The purpose of this project is to use machine learning and a variety of algorithms to predict credit risk. The data used is from LendingClub, a peer-to-peer lending services company. The data is imbalanced, with a vast majority of the data being low risk. The data is cleaned and then split into training and testing data. The data is then run through a variety of algorithms to determine which is the most accurate. The algorithms used are: RandomOverSampler, SMOTE, ClusterCentroids, SMOTEENN, BalancedRandomForestClassifier, EasyEnsembleClassifier.
- The balanced accuracy score is 61.7%
- The precision for high risk is 1%
- The recall for high risk is 63%
- The precision for low risk is 100%
- The recall for low risk is 62%
- The balanced accuracy score is 62.1%
- The precision for high risk is 1%
- The recall for high risk is 54%
- The precision for low risk is 100%
- The recall for low risk is 70%
- The balanced accuracy score is 50.6%
- The precision for high risk is 0%
- The recall for high risk is 48%
- The precision for low risk is 100%
- The recall for low risk is 53%
- The balanced accuracy score is 62.7%
- The precision for high risk is 1%
- The recall for high risk is 63%
- The precision for low risk is 100%
- The recall for low risk is 62%
- The balanced accuracy score is 78.8%
- The precision for high risk is 3%
- The recall for high risk is 70%
- The precision for low risk is 100%
- The recall for low risk is 87%
- The balanced accuracy score is 93.2%
- The precision for high risk is 9%
- The recall for high risk is 92%
- The precision for low risk is 100%
- The recall for low risk is 94%
Overall, most of the machine learning models do not preform particularly well. All 6 of the models had a precision rate of 100% for low risk, as precision is a measure of how reliable a positive classification is, this means that the models were able to correctly predict low risk 100% of the time. However, for this data this statistic is irrelevant. As the data is extremely imbalanced, with about 0.5% of the data being high risk, even if a model predicted all high risk as low risk, the precision rate would still be 100%.

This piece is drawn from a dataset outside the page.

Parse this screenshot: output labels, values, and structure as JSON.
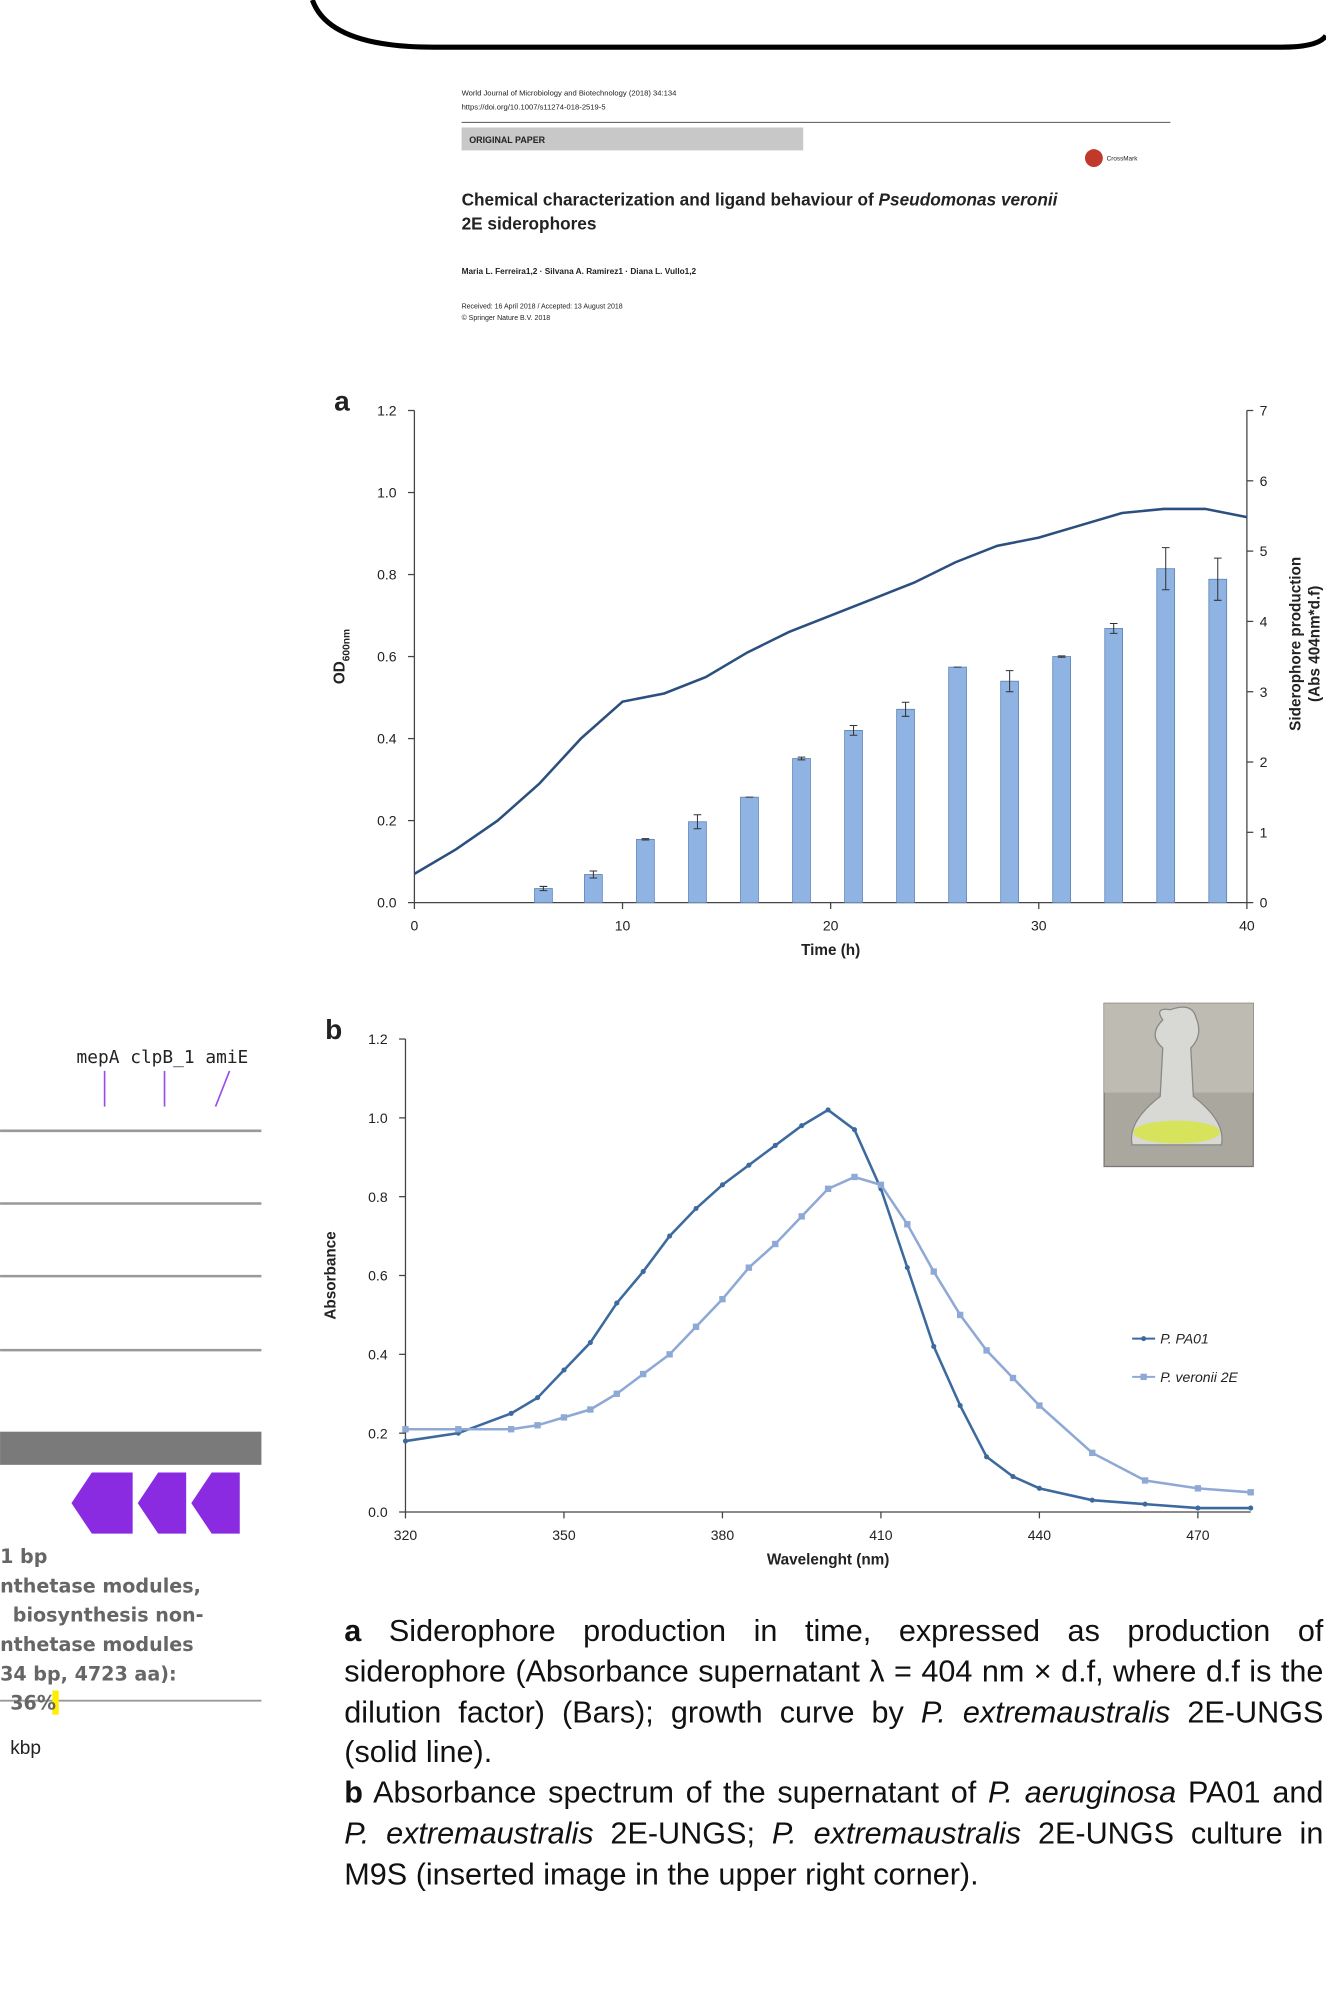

Both of the oversampling models had recall rates from between 54%-70% and only 1% precision rate for high risk. Both of their balanced accuracy scores were around 62%. While this accuracy score is not particularly good, their precision rate for high risk also disqualifies them as usable models.

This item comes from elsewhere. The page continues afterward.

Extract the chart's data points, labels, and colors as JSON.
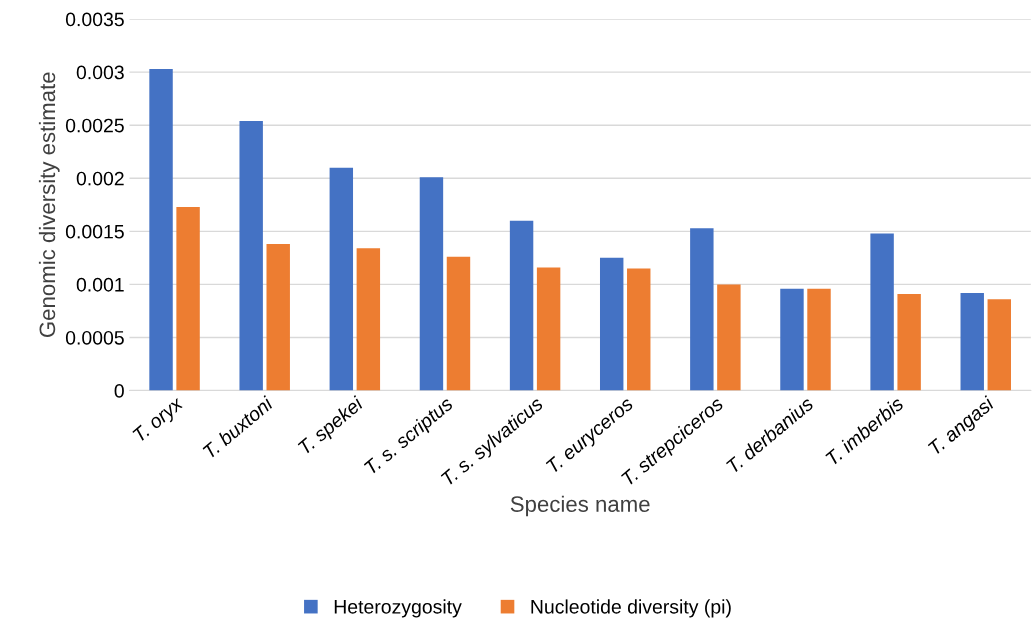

The undersampling model using cluster centroids had a high risk recall rate of 48%, a low risk recall rate of 53% and a high risk precision rate of 0%. With an even worse balanced accuracy score of 50.6%, this model is also not usable.
The final resampling model, SMOTEENN, which is a combination of over and under sampling, had a high risk recall rate of 63%, a low risk recall rate of 62% and a high risk precision rate of 1%. With a balanced accuracy score of 62.7%, this model is also not usable.
Finally, both ensemble models had a significant improvement over the resampling models. While both precision rates for low risk were still 100%, the balanced random forest classifier had a high risk recall rate of 70%, a low risk recall rate of 87% and a high risk precision rate of 3%. With a balanced accuracy score of 78.8%, this model is much better than the previous, but did not preform quite as well as the final model.
The easy ensemble AdaBoost classifier had a high risk recall rate of 92%, a low risk recall rate of 94% and a high risk precision rate of 9%. With a balanced accuracy score of 93.2%, this model is the best of the 6 models. With a balanced accuracy score of 93.2%, this is the best model of the 6 models. While other models not explored here may have a higher precision rate for high risk, of the 6 models here, this can be recommended as the best model to use.